L'épopée du France s'est achevée quand les Français ont réalisé qu'il n'était pas logique de subventionner les croisières de riches étrangers. La vente de STX Europe doit être l'occasion de résoudre le problème de fond : comment rendre rentables les Chantiers de l'Atlantique pour qu'ils ne finissent pas comme le France.

Pour une approche responsable et financièrement viable du problème

En définitive l'épreuve de vérité pourrait venir d'un changement de stratégie à laquelle l'APE (Agence de participation de l'Etat) pourrait prendre toute sa part, en respectant son objectif de Family Office à la française. Cette proposition est crédible si l'agence intervient en sa qualité d'investisseur avisé.

Pourquoi, l'APE ne proposerait-elle pas par respect pour les revenus patrimoniaux de l'Etat, de :
- pousser la structure à externaliser et sous-traiter les opérations les moins rentables y compris par des équipes issues de pays à bas coût, quitte à faire assurer l'encadrement par des opérationnels français.
- proposer de réserver sur les chantiers hexagonaux le maintien des réalisations à forte valeur ajoutée (sur le modèle allemand), ainsi que les finitions, afin de maintenir localement les savoir-faire.
- s'intéresser à la dynamisation des carnets de commande en proposant des co-financements "maison".

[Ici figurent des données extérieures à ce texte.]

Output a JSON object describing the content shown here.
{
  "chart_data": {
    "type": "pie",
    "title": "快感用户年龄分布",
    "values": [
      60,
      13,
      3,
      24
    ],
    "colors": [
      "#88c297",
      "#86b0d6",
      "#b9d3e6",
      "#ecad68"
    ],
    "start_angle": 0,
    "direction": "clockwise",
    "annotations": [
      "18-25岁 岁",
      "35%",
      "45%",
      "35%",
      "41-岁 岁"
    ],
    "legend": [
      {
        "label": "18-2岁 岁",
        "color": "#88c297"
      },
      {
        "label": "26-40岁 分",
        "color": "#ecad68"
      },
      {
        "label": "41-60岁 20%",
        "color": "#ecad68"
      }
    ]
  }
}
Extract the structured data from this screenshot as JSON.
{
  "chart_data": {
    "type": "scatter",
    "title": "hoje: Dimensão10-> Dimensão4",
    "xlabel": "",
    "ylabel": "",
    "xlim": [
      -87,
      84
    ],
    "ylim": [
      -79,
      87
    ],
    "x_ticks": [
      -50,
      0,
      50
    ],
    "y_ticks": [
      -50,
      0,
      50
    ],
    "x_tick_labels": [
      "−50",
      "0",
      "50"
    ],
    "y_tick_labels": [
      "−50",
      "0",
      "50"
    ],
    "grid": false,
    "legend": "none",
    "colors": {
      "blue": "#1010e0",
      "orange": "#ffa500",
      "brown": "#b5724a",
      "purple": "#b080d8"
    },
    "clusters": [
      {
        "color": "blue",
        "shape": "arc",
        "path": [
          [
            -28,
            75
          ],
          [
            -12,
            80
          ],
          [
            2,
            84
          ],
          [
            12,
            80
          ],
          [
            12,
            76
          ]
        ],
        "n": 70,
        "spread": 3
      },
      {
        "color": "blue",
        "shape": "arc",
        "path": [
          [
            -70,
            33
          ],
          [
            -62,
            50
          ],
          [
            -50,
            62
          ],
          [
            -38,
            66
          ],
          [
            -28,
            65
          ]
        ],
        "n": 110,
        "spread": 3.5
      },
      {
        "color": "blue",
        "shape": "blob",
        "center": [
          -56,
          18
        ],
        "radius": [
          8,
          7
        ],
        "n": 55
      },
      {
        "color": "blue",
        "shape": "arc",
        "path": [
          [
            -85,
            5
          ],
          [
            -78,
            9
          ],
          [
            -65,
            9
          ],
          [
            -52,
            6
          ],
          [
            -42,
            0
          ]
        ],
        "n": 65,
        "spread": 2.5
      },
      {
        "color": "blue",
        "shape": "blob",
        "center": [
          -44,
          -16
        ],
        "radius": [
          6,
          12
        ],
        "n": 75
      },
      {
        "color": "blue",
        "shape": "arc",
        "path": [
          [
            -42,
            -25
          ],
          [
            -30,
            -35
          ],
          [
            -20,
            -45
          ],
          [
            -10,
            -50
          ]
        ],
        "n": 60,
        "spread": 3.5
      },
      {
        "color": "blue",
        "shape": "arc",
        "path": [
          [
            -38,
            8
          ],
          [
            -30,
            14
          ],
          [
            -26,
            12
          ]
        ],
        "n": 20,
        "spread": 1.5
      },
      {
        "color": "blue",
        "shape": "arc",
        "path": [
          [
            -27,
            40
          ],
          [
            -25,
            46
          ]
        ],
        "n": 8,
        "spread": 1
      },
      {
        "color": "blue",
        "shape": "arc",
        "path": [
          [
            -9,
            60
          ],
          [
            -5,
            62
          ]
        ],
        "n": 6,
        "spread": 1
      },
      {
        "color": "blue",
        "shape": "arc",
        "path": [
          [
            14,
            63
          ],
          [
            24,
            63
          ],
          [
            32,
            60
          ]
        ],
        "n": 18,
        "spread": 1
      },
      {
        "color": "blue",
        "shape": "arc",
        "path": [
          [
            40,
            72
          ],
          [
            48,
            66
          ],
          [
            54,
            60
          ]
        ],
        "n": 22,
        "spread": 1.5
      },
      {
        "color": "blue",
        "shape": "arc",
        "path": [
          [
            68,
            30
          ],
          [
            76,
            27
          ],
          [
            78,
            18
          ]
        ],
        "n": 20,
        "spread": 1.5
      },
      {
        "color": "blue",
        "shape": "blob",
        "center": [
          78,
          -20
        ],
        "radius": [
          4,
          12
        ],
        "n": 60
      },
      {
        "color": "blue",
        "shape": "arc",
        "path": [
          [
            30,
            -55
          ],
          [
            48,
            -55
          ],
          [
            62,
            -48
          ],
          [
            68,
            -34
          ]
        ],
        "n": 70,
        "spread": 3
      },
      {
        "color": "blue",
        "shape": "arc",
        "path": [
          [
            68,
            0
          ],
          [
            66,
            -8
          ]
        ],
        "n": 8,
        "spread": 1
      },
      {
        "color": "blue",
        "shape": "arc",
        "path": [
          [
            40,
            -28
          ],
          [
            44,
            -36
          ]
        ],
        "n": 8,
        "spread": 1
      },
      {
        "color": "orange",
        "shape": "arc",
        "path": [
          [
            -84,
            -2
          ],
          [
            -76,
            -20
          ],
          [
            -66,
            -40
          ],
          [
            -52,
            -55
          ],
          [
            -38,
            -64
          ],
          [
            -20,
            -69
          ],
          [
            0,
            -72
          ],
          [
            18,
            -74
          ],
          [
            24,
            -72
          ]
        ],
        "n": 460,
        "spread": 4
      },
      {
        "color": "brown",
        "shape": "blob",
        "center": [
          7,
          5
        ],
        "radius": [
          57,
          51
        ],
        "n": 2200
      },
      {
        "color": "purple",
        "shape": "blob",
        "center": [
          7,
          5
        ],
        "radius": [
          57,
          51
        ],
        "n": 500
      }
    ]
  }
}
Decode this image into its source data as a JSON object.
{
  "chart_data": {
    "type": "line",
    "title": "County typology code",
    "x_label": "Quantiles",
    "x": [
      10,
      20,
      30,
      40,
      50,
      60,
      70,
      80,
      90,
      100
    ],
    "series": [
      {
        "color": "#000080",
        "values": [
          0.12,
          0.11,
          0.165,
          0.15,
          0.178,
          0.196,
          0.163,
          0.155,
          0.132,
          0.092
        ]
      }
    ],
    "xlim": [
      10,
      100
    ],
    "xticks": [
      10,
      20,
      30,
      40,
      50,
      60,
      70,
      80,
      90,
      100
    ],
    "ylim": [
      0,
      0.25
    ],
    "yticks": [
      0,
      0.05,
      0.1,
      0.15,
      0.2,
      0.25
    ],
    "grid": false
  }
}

Il s'agirait alors de mettre en place une stratégie qui tiendrait davantage du fonds souverain que de l'investisseur institutionnel classique. Mais précisément c'est sans doute cette approche qui permettrait de rompre avec les montages industriels incertains et les arbitrages politiquement rentables mais économiquement douteux.

Comment des entreprises aussi importantes peuvent-elles valoir aussi peu ?

Cette question est posée régulièrement, par exemple à propos d'Air France-KLM : sa capitalisation d'environ 2 milliards d'euros ne représente même pas la moitié du prix des huit Airbus A380 qu'elle possède. Trois raisons :

  • La plus évidente, la dette : les entreprises peuvent avoir des dettes à mettre en regard de leurs actifs. La dette d'Air France-KLM est de 6 milliards d'euros.
  • La plus extrême, le coût de la fermeture : en cas de fermeture de l'entreprise, les coûts de liquidation sont considérables. Pour Air France par exemple, licencier 100.000 salariés pourrait coûter environ 10 milliards d'euros.
  • La plus fréquente, leur capacité à générer des pertes : au premier trimestre 2013, la perte d'exploitation d'Air France a été de 530 millions d'euros. Une entreprise de cette taille peut subir en peu d'années des pertes de plusieurs milliards qui dépassent de loin la valeur de ses actifs.

Note : le cas d'Air France, dont les données financières sont publiques, est cité ici à titre d'exemple mais n'implique aucun jugement sur Air France-KLM où un vigoureux plan de restructuration et de relance a été mis en place.